Members of the Devrimci Demokrasi staff told Reporters Without Borders that Aktas was threatened by the police on 29 March, a day before the shooting, as he was helping a child who had been shot during a demonstration. A policeman allegedly told him: “We know you. Take care. You will see.” The newspaper said in one of its statements that the family had accused doctors of neglecting Aktas and of leaving him unattended on a stretcher for 24 hours.
Violence broke out on 28 March in Diyarbakir, the largest city in this mainly Kurdish area, where there have been repeated protests since 14 rebels of the Kurdistan Workers Party (PKK/Kongra-Gel) - the former PKK - were killed by the army. Twelve people were killed in the rioting, which then spread to Istanbul. Three more people were killed in Istanbul when masked pro-PKK demonstrators threw a Molotov cocktail at a bus. Rumours have meanwhile circulated of the Turkish army using chemical weapons in its operations.

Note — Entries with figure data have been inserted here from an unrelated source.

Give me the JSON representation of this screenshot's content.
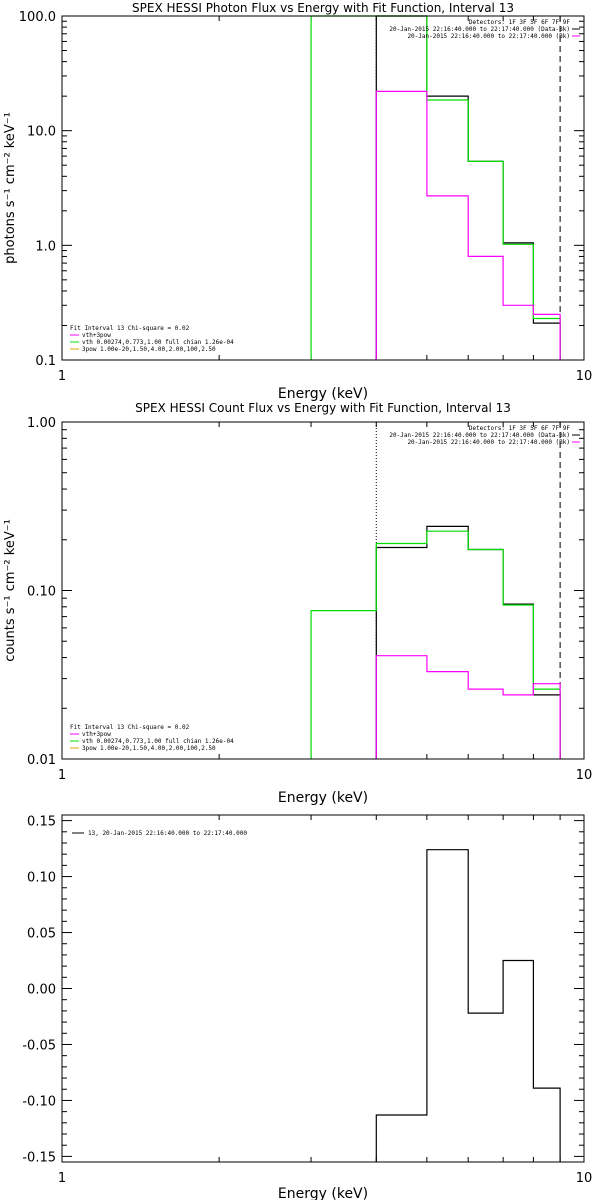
{
  "chart_data": [
    {
      "type": "line",
      "title": "SPEX HESSI Photon Flux vs Energy with Fit Function, Interval 13",
      "xlabel": "Energy (keV)",
      "ylabel": "photons s⁻¹ cm⁻² keV⁻¹",
      "xscale": "log",
      "yscale": "log",
      "xlim": [
        1,
        10
      ],
      "ylim": [
        0.1,
        100
      ],
      "x_ticks": [
        {
          "v": 1,
          "label": "1"
        },
        {
          "v": 10,
          "label": "10"
        }
      ],
      "y_ticks": [
        {
          "v": 0.1,
          "label": "0.1"
        },
        {
          "v": 1,
          "label": "1.0"
        },
        {
          "v": 10,
          "label": "10.0"
        },
        {
          "v": 100,
          "label": "100.0"
        }
      ],
      "legend_topright": [
        "Detectors: 1F 3F 5F 6F 7F 9F",
        "20-Jan-2015 22:16:40.000 to 22:17:40.000 (Data-Bk)",
        "20-Jan-2015 22:16:40.000 to 22:17:40.000 (Bk)"
      ],
      "legend_bottomleft": [
        "Fit Interval 13   Chi-square = 0.02",
        "vth+3pow",
        "vth 0.00274,0.773,1.00  full chian 1.26e-04",
        "3pow 1.00e-20,1.50,4.00,2.00,100,2.50"
      ],
      "vlines": [
        {
          "x": 4.0,
          "style": "dotted"
        },
        {
          "x": 9.0,
          "style": "dashed"
        }
      ],
      "series": [
        {
          "color": "#000000",
          "edges": [
            4.0,
            5.0,
            6.0,
            7.0,
            8.0,
            9.0
          ],
          "values": [
            100,
            20,
            5.4,
            1.05,
            0.21
          ]
        },
        {
          "color": "#00dd00",
          "edges": [
            3.0,
            4.0,
            5.0,
            6.0,
            7.0,
            8.0,
            9.0
          ],
          "values": [
            100,
            100,
            18.5,
            5.4,
            1.02,
            0.23
          ]
        },
        {
          "color": "#ff00ff",
          "edges": [
            4.0,
            5.0,
            6.0,
            7.0,
            8.0,
            9.0
          ],
          "values": [
            22,
            2.7,
            0.8,
            0.3,
            0.25
          ]
        }
      ]
    },
    {
      "type": "line",
      "title": "SPEX HESSI Count Flux vs Energy with Fit Function, Interval 13",
      "xlabel": "Energy (keV)",
      "ylabel": "counts s⁻¹ cm⁻² keV⁻¹",
      "xscale": "log",
      "yscale": "log",
      "xlim": [
        1,
        10
      ],
      "ylim": [
        0.01,
        1
      ],
      "x_ticks": [
        {
          "v": 1,
          "label": "1"
        },
        {
          "v": 10,
          "label": "10"
        }
      ],
      "y_ticks": [
        {
          "v": 0.01,
          "label": "0.01"
        },
        {
          "v": 0.1,
          "label": "0.10"
        },
        {
          "v": 1,
          "label": "1.00"
        }
      ],
      "legend_topright": [
        "Detectors: 1F 3F 5F 6F 7F 9F",
        "20-Jan-2015 22:16:40.000 to 22:17:40.000 (Data-Bk)",
        "20-Jan-2015 22:16:40.000 to 22:17:40.000 (Bk)"
      ],
      "legend_bottomleft": [
        "Fit Interval 13   Chi-square = 0.02",
        "vth+3pow",
        "vth 0.00274,0.773,1.00  full chian 1.26e-04",
        "3pow 1.00e-20,1.50,4.00,2.00,100,2.50"
      ],
      "vlines": [
        {
          "x": 4.0,
          "style": "dotted"
        },
        {
          "x": 9.0,
          "style": "dashed"
        }
      ],
      "series": [
        {
          "color": "#000000",
          "edges": [
            4.0,
            5.0,
            6.0,
            7.0,
            8.0,
            9.0
          ],
          "values": [
            0.18,
            0.24,
            0.175,
            0.083,
            0.024
          ]
        },
        {
          "color": "#00dd00",
          "edges": [
            3.0,
            4.0,
            5.0,
            6.0,
            7.0,
            8.0,
            9.0
          ],
          "values": [
            0.076,
            0.19,
            0.225,
            0.175,
            0.082,
            0.026
          ]
        },
        {
          "color": "#ff00ff",
          "edges": [
            4.0,
            5.0,
            6.0,
            7.0,
            8.0,
            9.0
          ],
          "values": [
            0.041,
            0.033,
            0.026,
            0.024,
            0.028
          ]
        }
      ]
    },
    {
      "type": "line",
      "title": "",
      "xlabel": "Energy (keV)",
      "ylabel": "",
      "xscale": "log",
      "yscale": "linear",
      "xlim": [
        1,
        10
      ],
      "ylim": [
        -0.155,
        0.155
      ],
      "x_ticks": [
        {
          "v": 1,
          "label": "1"
        },
        {
          "v": 10,
          "label": "10"
        }
      ],
      "y_ticks": [
        {
          "v": -0.15,
          "label": "-0.15"
        },
        {
          "v": -0.1,
          "label": "-0.10"
        },
        {
          "v": -0.05,
          "label": "-0.05"
        },
        {
          "v": 0,
          "label": "0.00"
        },
        {
          "v": 0.05,
          "label": "0.05"
        },
        {
          "v": 0.1,
          "label": "0.10"
        },
        {
          "v": 0.15,
          "label": "0.15"
        }
      ],
      "legend_topleft": [
        "13, 20-Jan-2015 22:16:40.000 to 22:17:40.000"
      ],
      "vlines": [],
      "series": [
        {
          "color": "#000000",
          "edges": [
            4.0,
            5.0,
            6.0,
            7.0,
            8.0,
            9.0
          ],
          "values": [
            -0.113,
            0.124,
            -0.022,
            0.025,
            -0.089
          ]
        }
      ]
    }
  ]
}
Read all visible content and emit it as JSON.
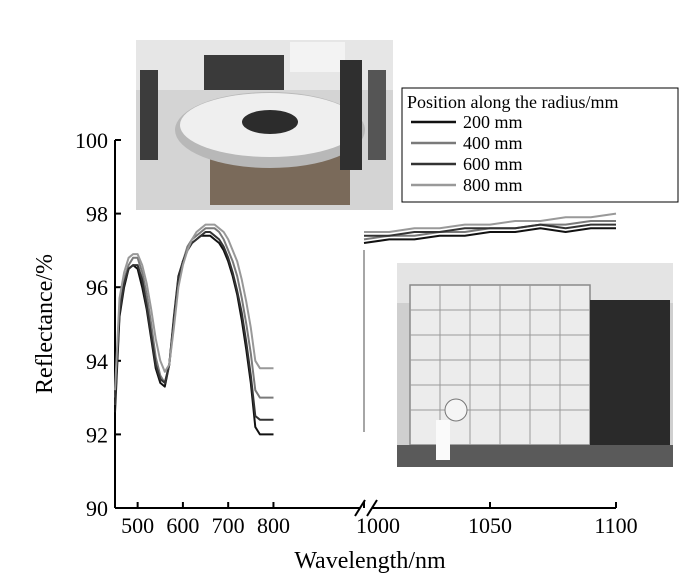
{
  "chart_data": {
    "type": "line",
    "xlabel": "Wavelength/nm",
    "ylabel": "Reflectance/%",
    "ylim": [
      90,
      100
    ],
    "y_ticks": [
      90,
      92,
      94,
      96,
      98,
      100
    ],
    "x_axis_broken": true,
    "x_segments": [
      {
        "range": [
          450,
          1000
        ],
        "ticks": [
          500,
          600,
          700,
          800
        ]
      },
      {
        "range": [
          1000,
          1100
        ],
        "ticks": [
          1000,
          1050,
          1100
        ]
      }
    ],
    "legend": {
      "title": "Position along the radius/mm",
      "placement": "top-right"
    },
    "series": [
      {
        "name": "200 mm",
        "color": "#111111",
        "x": [
          450,
          460,
          470,
          480,
          490,
          500,
          510,
          520,
          530,
          540,
          550,
          560,
          570,
          580,
          590,
          600,
          610,
          620,
          630,
          640,
          650,
          660,
          670,
          680,
          690,
          700,
          710,
          720,
          730,
          740,
          750,
          760,
          770,
          780,
          790,
          800,
          1000,
          1010,
          1020,
          1030,
          1040,
          1050,
          1060,
          1070,
          1080,
          1090,
          1100
        ],
        "y": [
          92.6,
          95.2,
          96.0,
          96.5,
          96.6,
          96.5,
          96.0,
          95.4,
          94.6,
          93.8,
          93.4,
          93.3,
          93.9,
          95.2,
          96.3,
          96.7,
          97.0,
          97.2,
          97.3,
          97.4,
          97.4,
          97.4,
          97.3,
          97.2,
          97.0,
          96.7,
          96.3,
          95.8,
          95.1,
          94.3,
          93.4,
          92.2,
          92.0,
          92.0,
          92.0,
          92.0,
          97.2,
          97.3,
          97.3,
          97.4,
          97.4,
          97.5,
          97.5,
          97.6,
          97.5,
          97.6,
          97.6
        ]
      },
      {
        "name": "400 mm",
        "color": "#7a7a7a",
        "x": [
          450,
          460,
          470,
          480,
          490,
          500,
          510,
          520,
          530,
          540,
          550,
          560,
          570,
          580,
          590,
          600,
          610,
          620,
          630,
          640,
          650,
          660,
          670,
          680,
          690,
          700,
          710,
          720,
          730,
          740,
          750,
          760,
          770,
          780,
          790,
          800,
          1000,
          1010,
          1020,
          1030,
          1040,
          1050,
          1060,
          1070,
          1080,
          1090,
          1100
        ],
        "y": [
          93.0,
          95.5,
          96.2,
          96.6,
          96.8,
          96.8,
          96.4,
          95.8,
          95.0,
          94.1,
          93.6,
          93.4,
          93.9,
          95.1,
          96.2,
          96.7,
          97.1,
          97.3,
          97.4,
          97.5,
          97.6,
          97.6,
          97.6,
          97.5,
          97.3,
          97.0,
          96.7,
          96.3,
          95.7,
          95.0,
          94.2,
          93.2,
          93.0,
          93.0,
          93.0,
          93.0,
          97.3,
          97.4,
          97.4,
          97.5,
          97.5,
          97.6,
          97.6,
          97.7,
          97.7,
          97.8,
          97.8
        ]
      },
      {
        "name": "600 mm",
        "color": "#333333",
        "x": [
          450,
          460,
          470,
          480,
          490,
          500,
          510,
          520,
          530,
          540,
          550,
          560,
          570,
          580,
          590,
          600,
          610,
          620,
          630,
          640,
          650,
          660,
          670,
          680,
          690,
          700,
          710,
          720,
          730,
          740,
          750,
          760,
          770,
          780,
          790,
          800,
          1000,
          1010,
          1020,
          1030,
          1040,
          1050,
          1060,
          1070,
          1080,
          1090,
          1100
        ],
        "y": [
          92.8,
          95.3,
          96.1,
          96.5,
          96.6,
          96.6,
          96.2,
          95.5,
          94.7,
          93.9,
          93.5,
          93.4,
          93.9,
          95.1,
          96.2,
          96.7,
          97.0,
          97.2,
          97.3,
          97.4,
          97.5,
          97.5,
          97.4,
          97.3,
          97.1,
          96.8,
          96.4,
          95.9,
          95.3,
          94.5,
          93.6,
          92.5,
          92.4,
          92.4,
          92.4,
          92.4,
          97.4,
          97.4,
          97.5,
          97.5,
          97.6,
          97.6,
          97.6,
          97.7,
          97.6,
          97.7,
          97.7
        ]
      },
      {
        "name": "800 mm",
        "color": "#999999",
        "x": [
          450,
          460,
          470,
          480,
          490,
          500,
          510,
          520,
          530,
          540,
          550,
          560,
          570,
          580,
          590,
          600,
          610,
          620,
          630,
          640,
          650,
          660,
          670,
          680,
          690,
          700,
          710,
          720,
          730,
          740,
          750,
          760,
          770,
          780,
          790,
          800,
          1000,
          1010,
          1020,
          1030,
          1040,
          1050,
          1060,
          1070,
          1080,
          1090,
          1100
        ],
        "y": [
          93.2,
          95.7,
          96.4,
          96.8,
          96.9,
          96.9,
          96.6,
          96.1,
          95.4,
          94.6,
          94.0,
          93.7,
          93.9,
          94.9,
          96.0,
          96.6,
          97.0,
          97.3,
          97.5,
          97.6,
          97.7,
          97.7,
          97.7,
          97.6,
          97.5,
          97.3,
          97.0,
          96.7,
          96.2,
          95.6,
          94.9,
          94.0,
          93.8,
          93.8,
          93.8,
          93.8,
          97.5,
          97.5,
          97.6,
          97.6,
          97.7,
          97.7,
          97.8,
          97.8,
          97.9,
          97.9,
          98.0
        ]
      }
    ]
  }
}
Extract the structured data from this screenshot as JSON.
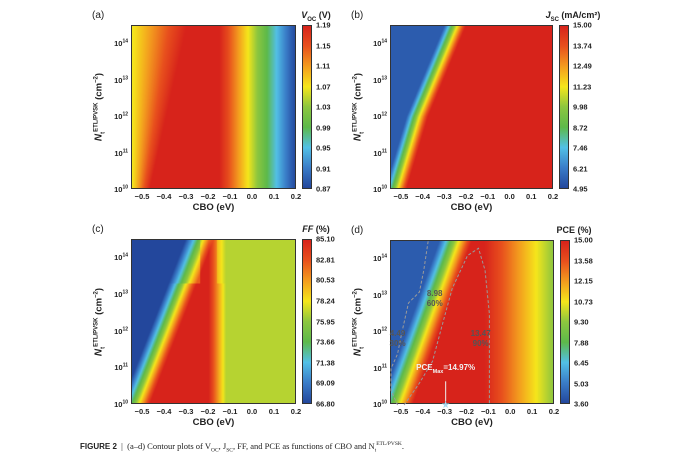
{
  "chart_data": [
    {
      "panel": "(a)",
      "type": "heatmap",
      "title": "V",
      "title_sub": "OC",
      "title_suffix": " (V)",
      "xlabel": "CBO (eV)",
      "ylabel_main": "N",
      "ylabel_sub": "t",
      "ylabel_sup": "ETL/PVSK",
      "ylabel_unit": " (cm",
      "ylabel_unit_sup": "−2",
      "ylabel_close": ")",
      "xlim": [
        -0.55,
        0.2
      ],
      "ylim_log10": [
        10,
        14.5
      ],
      "xticks": [
        "−0.5",
        "−0.4",
        "−0.3",
        "−0.2",
        "−0.1",
        "0.0",
        "0.1",
        "0.2"
      ],
      "yticks_base": "10",
      "yticks_exp": [
        "10",
        "11",
        "12",
        "13",
        "14"
      ],
      "colorbar": [
        "1.19",
        "1.15",
        "1.11",
        "1.07",
        "1.03",
        "0.99",
        "0.95",
        "0.91",
        "0.87"
      ],
      "range": [
        0.87,
        1.19
      ]
    },
    {
      "panel": "(b)",
      "type": "heatmap",
      "title": "J",
      "title_sub": "SC",
      "title_suffix": " (mA/cm²)",
      "xlabel": "CBO (eV)",
      "ylabel_main": "N",
      "ylabel_sub": "t",
      "ylabel_sup": "ETL/PVSK",
      "ylabel_unit": " (cm",
      "ylabel_unit_sup": "−2",
      "ylabel_close": ")",
      "xlim": [
        -0.55,
        0.2
      ],
      "ylim_log10": [
        10,
        14.5
      ],
      "xticks": [
        "−0.5",
        "−0.4",
        "−0.3",
        "−0.2",
        "−0.1",
        "0.0",
        "0.1",
        "0.2"
      ],
      "yticks_base": "10",
      "yticks_exp": [
        "10",
        "11",
        "12",
        "13",
        "14"
      ],
      "colorbar": [
        "15.00",
        "13.74",
        "12.49",
        "11.23",
        "9.98",
        "8.72",
        "7.46",
        "6.21",
        "4.95"
      ],
      "range": [
        4.95,
        15.0
      ]
    },
    {
      "panel": "(c)",
      "type": "heatmap",
      "title": "FF",
      "title_sub": "",
      "title_suffix": " (%)",
      "xlabel": "CBO (eV)",
      "ylabel_main": "N",
      "ylabel_sub": "t",
      "ylabel_sup": "ETL/PVSK",
      "ylabel_unit": " (cm",
      "ylabel_unit_sup": "−2",
      "ylabel_close": ")",
      "xlim": [
        -0.55,
        0.2
      ],
      "ylim_log10": [
        10,
        14.5
      ],
      "xticks": [
        "−0.5",
        "−0.4",
        "−0.3",
        "−0.2",
        "−0.1",
        "0.0",
        "0.1",
        "0.2"
      ],
      "yticks_base": "10",
      "yticks_exp": [
        "10",
        "11",
        "12",
        "13",
        "14"
      ],
      "colorbar": [
        "85.10",
        "82.81",
        "80.53",
        "78.24",
        "75.95",
        "73.66",
        "71.38",
        "69.09",
        "66.80"
      ],
      "range": [
        66.8,
        85.1
      ]
    },
    {
      "panel": "(d)",
      "type": "heatmap",
      "title": "PCE",
      "title_sub": "",
      "title_suffix": " (%)",
      "xlabel": "CBO (eV)",
      "ylabel_main": "N",
      "ylabel_sub": "t",
      "ylabel_sup": "ETL/PVSK",
      "ylabel_unit": " (cm",
      "ylabel_unit_sup": "−2",
      "ylabel_close": ")",
      "xlim": [
        -0.55,
        0.2
      ],
      "ylim_log10": [
        10,
        14.5
      ],
      "xticks": [
        "−0.5",
        "−0.4",
        "−0.3",
        "−0.2",
        "−0.1",
        "0.0",
        "0.1",
        "0.2"
      ],
      "yticks_base": "10",
      "yticks_exp": [
        "10",
        "11",
        "12",
        "13",
        "14"
      ],
      "colorbar": [
        "15.00",
        "13.58",
        "12.15",
        "10.73",
        "9.30",
        "7.88",
        "6.45",
        "5.03",
        "3.60"
      ],
      "range": [
        3.6,
        15.0
      ],
      "annotations": {
        "c30_value": "4.49",
        "c30_pct": "30%",
        "c60_value": "8.98",
        "c60_pct": "60%",
        "c90_value": "13.47",
        "c90_pct": "90%",
        "max_label": "PCE",
        "max_sub": "Max",
        "max_value": "=14.97%",
        "max_cbo": -0.3,
        "max_nt_log10": 10
      }
    }
  ],
  "caption": {
    "label": "FIGURE 2",
    "sep": "|",
    "text1": "(a–d) Contour plots of V",
    "sub1": "OC",
    "text2": ", J",
    "sub2": "SC",
    "text3": ", FF, and PCE as functions of CBO and N",
    "sub3": "t",
    "sup3": "ETL/PVSK",
    "text4": "."
  },
  "colors": {
    "cmap": [
      "#23479c",
      "#3a7cc8",
      "#52c0e6",
      "#5db94a",
      "#8cc63f",
      "#f5e61b",
      "#f39c1e",
      "#e8501d",
      "#d7231b"
    ]
  }
}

Cameraman Sakir Uygar of the pro-Kurdish news agency Diha also sustained a gunshot wound during the same 30 March demonstration in Diyarbakir that Aktas attended. He suffered tibia and fibula fractures and had to undergo an operation in which doctors installed a plate. In the course of the disturbances, demonstrators threw stones at the headquarters of the newspaper Batman in the nearby city of Batman, breaking windows.
Metin Göktepe, a photographer with the far-left daily Evrensel, was arrested by anti-riot police for “talking too much” at a roadblock near Istanbul on 8 January 1996 as he was returning from the funeral of two political prisoners killed in jail. The police beat him badly several times and then left him, without getting him any treatment for his injuries, from which he died later that day.
A total of 48 police officers were charged in the course of an interior ministry investigation into the case. At least 11 of them were suspected of being directly involved in Göktepe's death. The trial last several years. On 20 January 2000, the supreme court upheld sentences of seven and a half years for five policemen convicted of “involuntary homicide.”